N721Remark Code (RARC)Active
Effective 03/01/2014

N721 Remark Code - Clinical Trial Coverage Explanation

The N721 remark code indicates that the billed service is only covered if it is performed as part of a clinical trial. This means that the payer is signaling that the service may not be eligible for reimbursement unless it meets the specific criteria associated with clinical trial participation.

How It Relates to the Denial

The N721 code typically accompanies a Claim Adjustment Reason Code that reflects a denial or adjustment related to services not covered. This combination signals that the service in question requires clinical trial involvement for coverage approval.

Common Scenarios

1A provider submitted a claim for a specific diagnostic test that is sometimes part of a clinical trial.
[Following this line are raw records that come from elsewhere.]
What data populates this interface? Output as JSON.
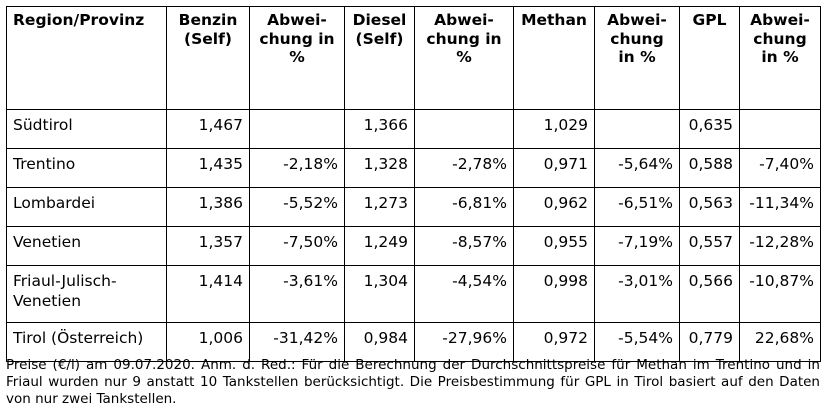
{
  "table": {
    "headers": [
      "Region/Provinz",
      "Benzin (Self)",
      "Abwei- chung in %",
      "Diesel (Self)",
      "Abwei- chung in %",
      "Methan",
      "Abwei- chung in %",
      "GPL",
      "Abwei- chung in %"
    ],
    "rows": [
      [
        "Südtirol",
        "1,467",
        "",
        "1,366",
        "",
        "1,029",
        "",
        "0,635",
        ""
      ],
      [
        "Trentino",
        "1,435",
        "-2,18%",
        "1,328",
        "-2,78%",
        "0,971",
        "-5,64%",
        "0,588",
        "-7,40%"
      ],
      [
        "Lombardei",
        "1,386",
        "-5,52%",
        "1,273",
        "-6,81%",
        "0,962",
        "-6,51%",
        "0,563",
        "-11,34%"
      ],
      [
        "Venetien",
        "1,357",
        "-7,50%",
        "1,249",
        "-8,57%",
        "0,955",
        "-7,19%",
        "0,557",
        "-12,28%"
      ],
      [
        "Friaul-Julisch-Venetien",
        "1,414",
        "-3,61%",
        "1,304",
        "-4,54%",
        "0,998",
        "-3,01%",
        "0,566",
        "-10,87%"
      ],
      [
        "Tirol (Österreich)",
        "1,006",
        "-31,42%",
        "0,984",
        "-27,96%",
        "0,972",
        "-5,54%",
        "0,779",
        "22,68%"
      ]
    ]
  },
  "footnote": "Preise (€/l) am 09.07.2020. Anm. d. Red.: Für die Berechnung der Durchschnittspreise für Methan im Trentino und in Friaul wurden nur 9 anstatt 10 Tankstellen berücksichtigt. Die Preisbestimmung für GPL in Tirol basiert auf den Daten von nur zwei Tankstellen."
}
The remittance shows a denial with the accompanying reason code indicating non-coverage.
→ In this case, the N721 remark code clarifies that the test is only reimbursable if it was conducted as part of an approved clinical trial, implying the provider must confirm the trial status.
2A hospital billed for a treatment related to a research study but received an adjustment on the remittance stating the service is not covered.
→ The presence of the N721 remark code suggests the hospital needs to verify that the treatment was indeed part of a clinical trial to secure reimbursement.
3A physician office billed for a procedure that was performed on a patient enrolled in a clinical trial, but the claim was partially denied.
→ The N721 code highlights that the procedure is only eligible for coverage if linked to a clinical trial, prompting the office to check the trial enrollment status.

What to Do

  1. Confirm if the service was performed as part of an approved clinical trial.
  2. Gather documentation that verifies the patient's participation in the clinical trial.
  3. If applicable, resubmit the claim with supporting clinical trial information.

What to Check

  • The clinical trial documentation to confirm participation.
  • The patient's medical record to establish the context of the service.
  • The claim submission details to ensure accurate coding related to the clinical trial.